Il n'y a presque pas eu de grogne populaire quand Radio-Canada a sabré 657 emplois en avril dernier. Et il n'y aura pas - j'espère me tromper - de levée de boucliers avec l'annonce du virage numérique minceur du radiodiffuseur public, qui entraînera la disparition de plus de 1000 autres emplois d'ici 2020.

Il y a une indifférence généralisée par rapport à ces rondes de compressions majeures qui fragilisent la SRC depuis cinq ans déjà. Le gouvernement conservateur en place démantèle la grande tour brune brique par brique et à peu près personne, en excluant les syndicats, ne dénonce cette démolition.

Il y a bien eu cette vidéo «virale» (emploi de guillemets ironiques ici) mettant en vedette 13 musiciens, mais elle n'a pratiquement pas eu d'écho ni d'impact. C'est l'apathie, le haussement d'épaules et la résignation chez les «gens à la maison». Bof, des compressions, il y a plein d'usines qui ferment ou qui déménagent au Mexique, pourquoi pleurer sur le sort des Radio-Canadiens?

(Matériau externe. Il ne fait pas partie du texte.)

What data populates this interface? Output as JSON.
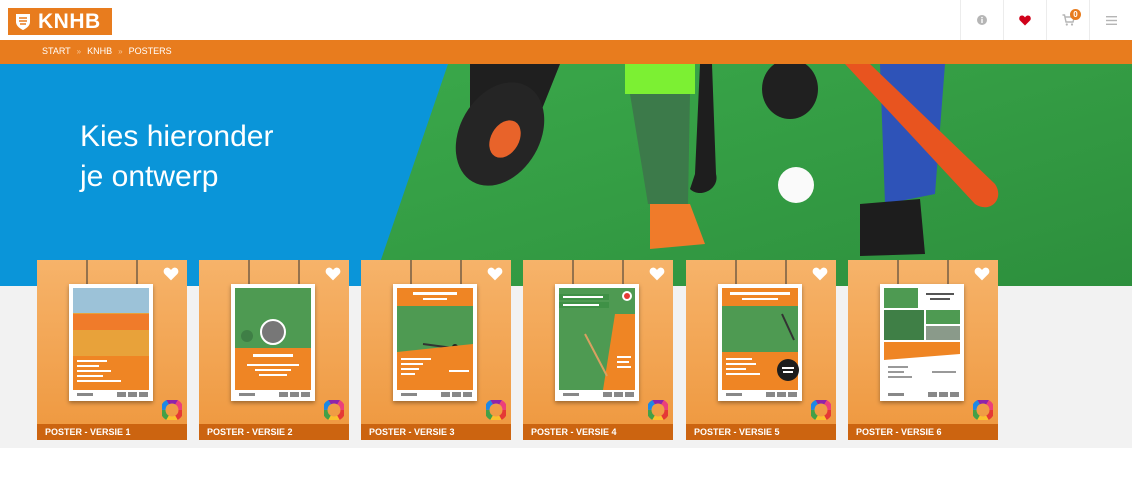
{
  "brand": {
    "name": "KNHB",
    "color": "#e87c1e"
  },
  "header_actions": [
    {
      "icon": "info-icon"
    },
    {
      "icon": "heart-icon",
      "color": "#d0021b"
    },
    {
      "icon": "cart-icon",
      "badge": "0"
    },
    {
      "icon": "menu-icon"
    }
  ],
  "breadcrumb": [
    "START",
    "KNHB",
    "POSTERS"
  ],
  "hero": {
    "line1": "Kies hieronder",
    "line2": "je ontwerp",
    "blue": "#0a95d9"
  },
  "posters": [
    {
      "label": "POSTER - VERSIE 1"
    },
    {
      "label": "POSTER - VERSIE 2"
    },
    {
      "label": "POSTER - VERSIE 3"
    },
    {
      "label": "POSTER - VERSIE 4"
    },
    {
      "label": "POSTER - VERSIE 5"
    },
    {
      "label": "POSTER - VERSIE 6"
    }
  ]
}
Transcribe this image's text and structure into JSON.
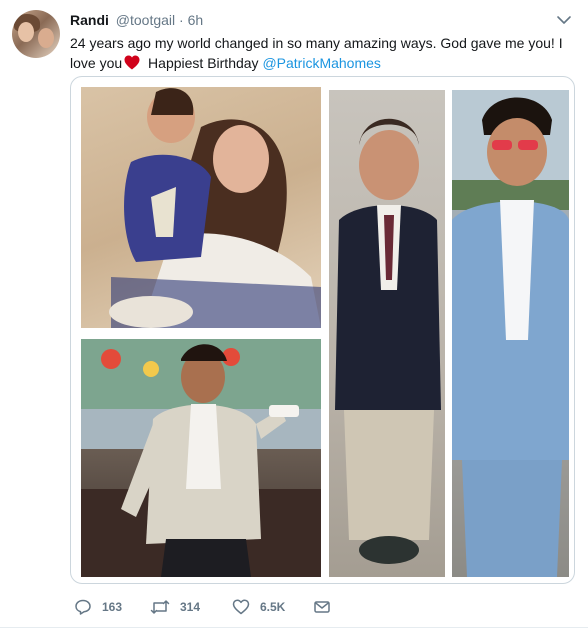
{
  "tweet": {
    "author_name": "Randi",
    "author_handle": "@tootgail",
    "separator": "·",
    "time": "6h",
    "text_part1": "24 years ago my world changed in so many amazing ways. God gave me you! I love you",
    "text_part2": " Happiest Birthday ",
    "mention": "@PatrickMahomes"
  },
  "media": {
    "photo_count": 4
  },
  "actions": {
    "reply_count": "163",
    "retweet_count": "314",
    "like_count": "6.5K"
  },
  "colors": {
    "link": "#1b95e0",
    "secondary_text": "#657786",
    "heart": "#e0245e"
  },
  "icons": [
    "reply-icon",
    "retweet-icon",
    "like-icon",
    "direct-message-icon",
    "chevron-down-icon",
    "red-heart-emoji"
  ]
}
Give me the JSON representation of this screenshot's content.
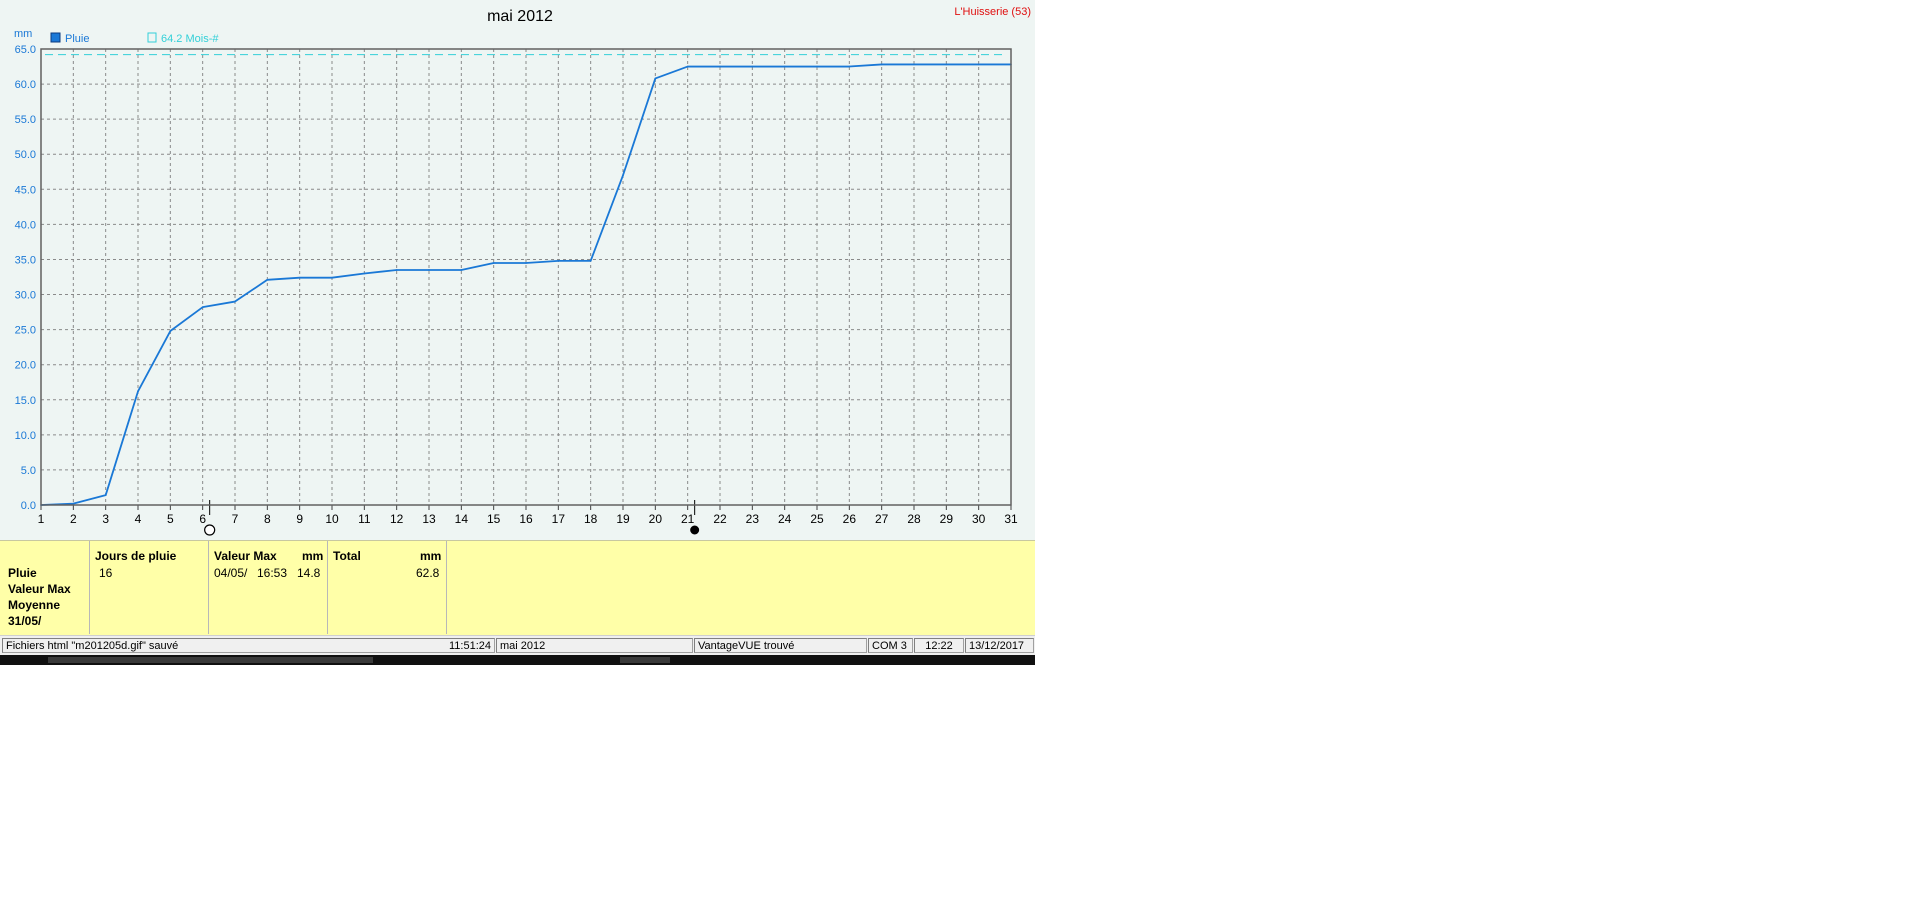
{
  "chart_data": {
    "type": "line",
    "title": "mai 2012",
    "station": "L'Huisserie (53)",
    "ylabel": "mm",
    "ylim": [
      0,
      65
    ],
    "yticks": [
      "0.0",
      "5.0",
      "10.0",
      "15.0",
      "20.0",
      "25.0",
      "30.0",
      "35.0",
      "40.0",
      "45.0",
      "50.0",
      "55.0",
      "60.0",
      "65.0"
    ],
    "x": [
      1,
      2,
      3,
      4,
      5,
      6,
      7,
      8,
      9,
      10,
      11,
      12,
      13,
      14,
      15,
      16,
      17,
      18,
      19,
      20,
      21,
      22,
      23,
      24,
      25,
      26,
      27,
      28,
      29,
      30,
      31
    ],
    "series": [
      {
        "name": "Pluie",
        "color": "#1a78d6",
        "values": [
          0.0,
          0.2,
          1.4,
          16.2,
          24.8,
          28.2,
          29.0,
          32.1,
          32.4,
          32.4,
          33.0,
          33.5,
          33.5,
          33.5,
          34.5,
          34.5,
          34.8,
          34.8,
          47.0,
          60.8,
          62.5,
          62.5,
          62.5,
          62.5,
          62.5,
          62.5,
          62.8,
          62.8,
          62.8,
          62.8,
          62.8
        ]
      }
    ],
    "reference_line": {
      "label": "64.2 Mois-#",
      "value": 64.2,
      "color": "#33d0d8",
      "style": "dashed"
    },
    "grid": true,
    "legend_position": "top-left",
    "moon_markers": [
      {
        "day": 6,
        "phase": "full-moon"
      },
      {
        "day": 21,
        "phase": "new-moon"
      }
    ]
  },
  "summary": {
    "row_labels": [
      "Pluie",
      "Valeur Max",
      "Moyenne",
      "31/05/"
    ],
    "jours_de_pluie": {
      "header": "Jours de pluie",
      "value": "16"
    },
    "valeur_max": {
      "header": "Valeur Max",
      "unit": "mm",
      "date": "04/05/",
      "time": "16:53",
      "value": "14.8"
    },
    "total": {
      "header": "Total",
      "unit": "mm",
      "value": "62.8"
    }
  },
  "status_bar": {
    "message": "Fichiers html  \"m201205d.gif\"  sauvé",
    "time": "11:51:24",
    "period": "mai 2012",
    "station_status": "VantageVUE trouvé",
    "port": "COM 3",
    "clock": "12:22",
    "date": "13/12/2017"
  }
}
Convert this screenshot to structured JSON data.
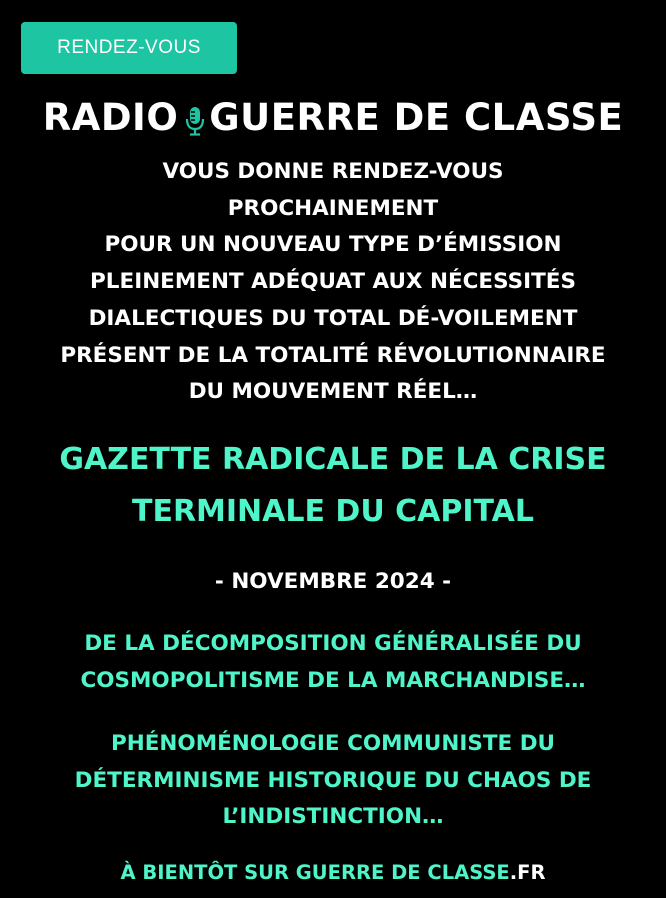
{
  "button": {
    "label": "RENDEZ-VOUS",
    "color": "#1ec5a3"
  },
  "title": {
    "left": "RADIO",
    "icon": "microphone-icon",
    "right": "GUERRE DE CLASSE"
  },
  "intro_lines": [
    "VOUS DONNE RENDEZ-VOUS",
    "PROCHAINEMENT",
    "POUR UN NOUVEAU TYPE D’ÉMISSION",
    "PLEINEMENT ADÉQUAT AUX NÉCESSITÉS",
    "DIALECTIQUES DU TOTAL DÉ-VOILEMENT",
    "PRÉSENT DE LA TOTALITÉ RÉVOLUTIONNAIRE",
    "DU MOUVEMENT RÉEL…"
  ],
  "gazette_lines": [
    "GAZETTE RADICALE DE LA CRISE",
    "TERMINALE DU CAPITAL"
  ],
  "date": "- NOVEMBRE 2024 -",
  "subtitle1_lines": [
    "DE LA DÉCOMPOSITION GÉNÉRALISÉE DU",
    "COSMOPOLITISME DE LA MARCHANDISE…"
  ],
  "subtitle2_lines": [
    "PHÉNOMÉNOLOGIE COMMUNISTE DU",
    "DÉTERMINISME HISTORIQUE DU CHAOS DE",
    "L’INDISTINCTION…"
  ],
  "footer": {
    "text": "À BIENTÔT SUR GUERRE DE CLASSE",
    "tld": ".FR"
  },
  "colors": {
    "background": "#000000",
    "accent": "#4ff5c9",
    "text": "#ffffff"
  }
}
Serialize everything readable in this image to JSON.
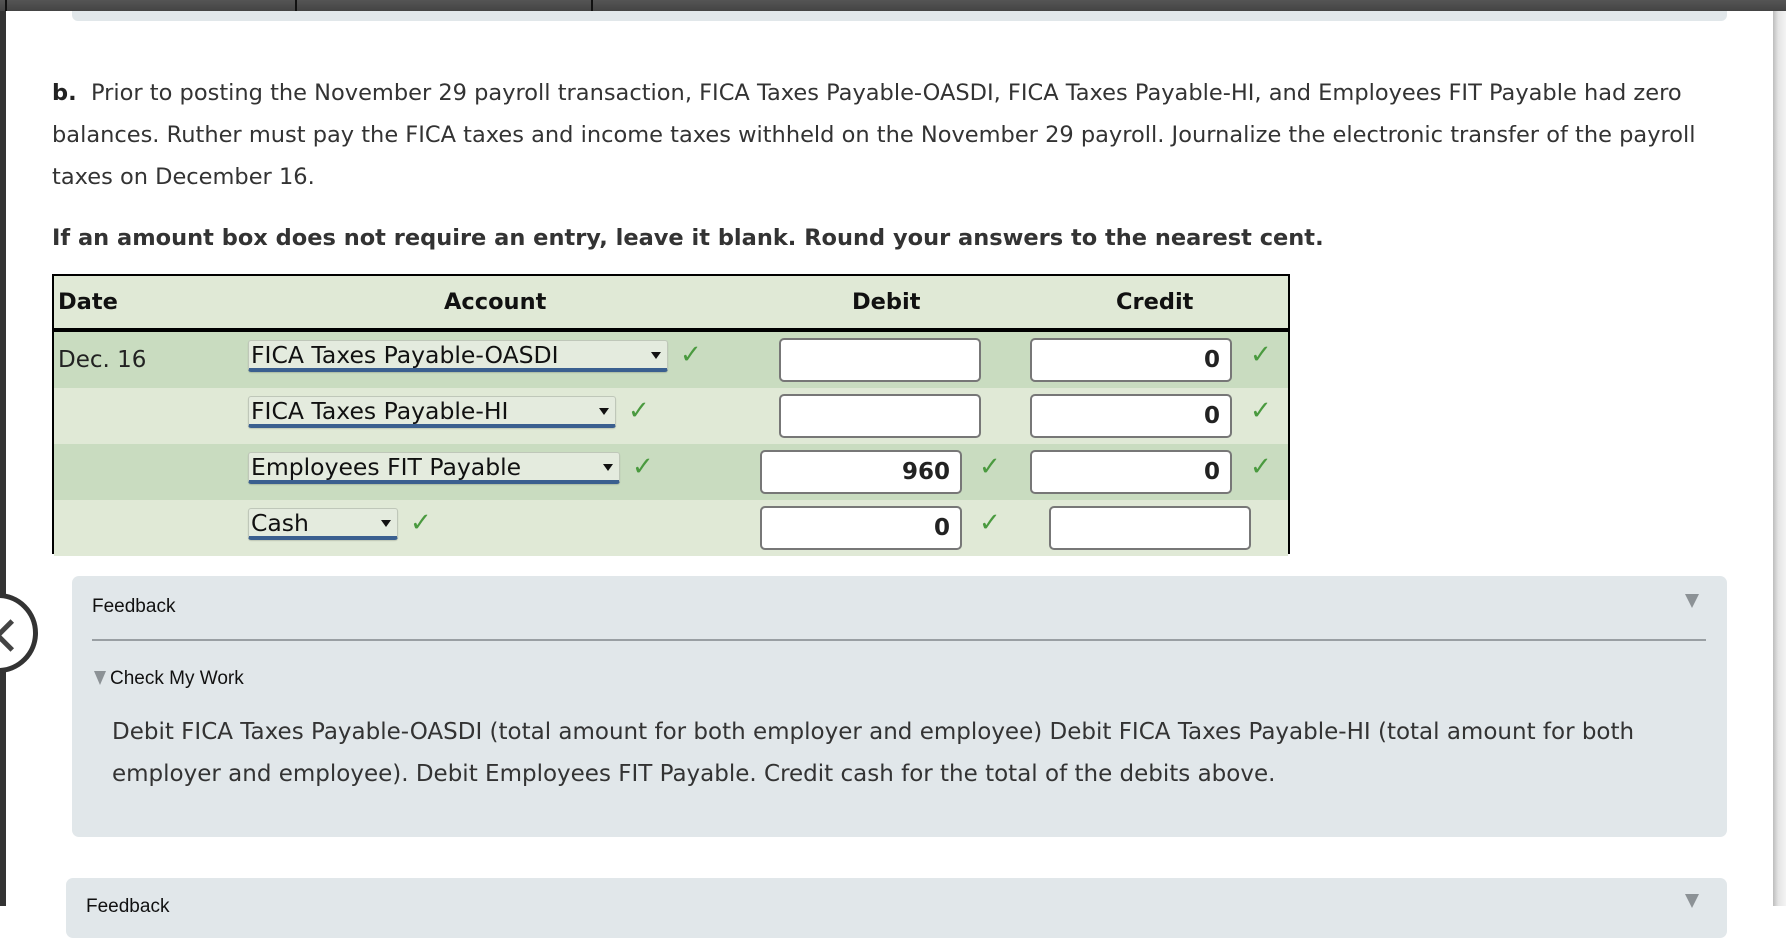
{
  "question": {
    "part_label": "b.",
    "prompt": "Prior to posting the November 29 payroll transaction, FICA Taxes Payable-OASDI, FICA Taxes Payable-HI, and Employees FIT Payable had zero balances. Ruther must pay the FICA taxes and income taxes withheld on the November 29 payroll. Journalize the electronic transfer of the payroll taxes on December 16.",
    "instruction": "If an amount box does not require an entry, leave it blank. Round your answers to the nearest cent."
  },
  "journal": {
    "headers": {
      "date": "Date",
      "account": "Account",
      "debit": "Debit",
      "credit": "Credit"
    },
    "rows": [
      {
        "date": "Dec. 16",
        "account": "FICA Taxes Payable-OASDI",
        "account_correct": true,
        "debit": "",
        "debit_correct": null,
        "credit": "0",
        "credit_correct": true
      },
      {
        "date": "",
        "account": "FICA Taxes Payable-HI",
        "account_correct": true,
        "debit": "",
        "debit_correct": null,
        "credit": "0",
        "credit_correct": true
      },
      {
        "date": "",
        "account": "Employees FIT Payable",
        "account_correct": true,
        "debit": "960",
        "debit_correct": true,
        "credit": "0",
        "credit_correct": true
      },
      {
        "date": "",
        "account": "Cash",
        "account_correct": true,
        "debit": "0",
        "debit_correct": true,
        "credit": "",
        "credit_correct": null
      }
    ]
  },
  "feedback": {
    "title": "Feedback",
    "section_label": "Check My Work",
    "text": "Debit FICA Taxes Payable-OASDI (total amount for both employer and employee) Debit FICA Taxes Payable-HI (total amount for both employer and employee). Debit Employees FIT Payable. Credit cash for the total of the debits above."
  },
  "feedback2": {
    "title": "Feedback"
  },
  "icons": {
    "check": "✓",
    "correct_color": "#4a9a3f"
  }
}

La bataille de l'opinion publique, les employés de la SRC ne la gagnent pas présentement. Encore pire: à lire les commentaires virulents de nombreux lecteurs, on jurerait qu'une bonne partie de la population souhaite carrément que l'on dynamite l'institution. Les employés de Radio-Canada perdent un bras dans le tordeur? Vous réclamez l'amputation du deuxième membre. Coupons dans le gras! Des émissions phares comme Enquête sont déplumées? On entend: bah, faudra aussi jeter à la poubelle Cap sur l'été, Pénélope McQuade et Pour le plaisir, tant qu'à passer la serpillière.

Qu'est-ce que ça va prendre pour que la majorité silencieuse sorte de sa torpeur? Il faut dire que certaines décisions prises récemment n'ont pas aidé à faire grimper la cote d'amour de Radio-Canada. Le passage raté à l'appellation ICI a coûté cher pour très peu de résultats convaincants. Pourtant, les personnes qui ont orchestré ce fiasco marketing occupent toujours leurs postes de direction. Ce sont elles qui devraient écoper, à mon avis. Pas les jeunes travailleurs qui s'accrochent au pont de ce Titanic médiatique sur le point de couler.

Le plus absurde, c'est que la transformation numérique proposée hier par la SRC s'effectuera sans la relève, qui ne réussit jamais à obtenir des postes convenables depuis des années.

En point de presse téléphonique hier après-midi, les patrons Louis Lalande et Hubert T. Lacroix ont multiplié les formules punchées comme «vision numérique», «nouvelles formes narratives» et «réinvention». Concrètement, ils n'ont pas été capables de dire de quelle façon ils comptaient «retenir les jeunes talents» au sein de Radio-Canada.

En réduisant «ses infrastructures trop grosses, trop coûteuses et trop complexes», la SRC s'aligne sur le modèle économique d'une chaîne privée comme V, qui ne produit plus aucune émission à l'interne, confiant ces activités à des boîtes indépendantes comme Zone 3 ou Attraction Images. La raison est toute simple: les producteurs indépendants ont accès à une série de programmes de financement dans lesquels les grands réseaux ne peuvent piger.

Maintenant, est-ce que les contribuables qui financent Radio-Canada veulent que leur radiodiffuseur ressemble à V ou à TVA? Faudra-t-il redéfinir un nouveau mandat pour la télé publique?

Pour l'instant, la SRC protège l'ensemble de ses émissions à heure de grande écoute et les effets des restrictions budgétaires ne paraîtront pas trop dans nos salons. Pour l'instant. Car, depuis quelques années, le même manège se répète. Les syndicats aboient, les compressions passent et la symphonie des ciseaux repart de plus belle devant un auditoire amorphe.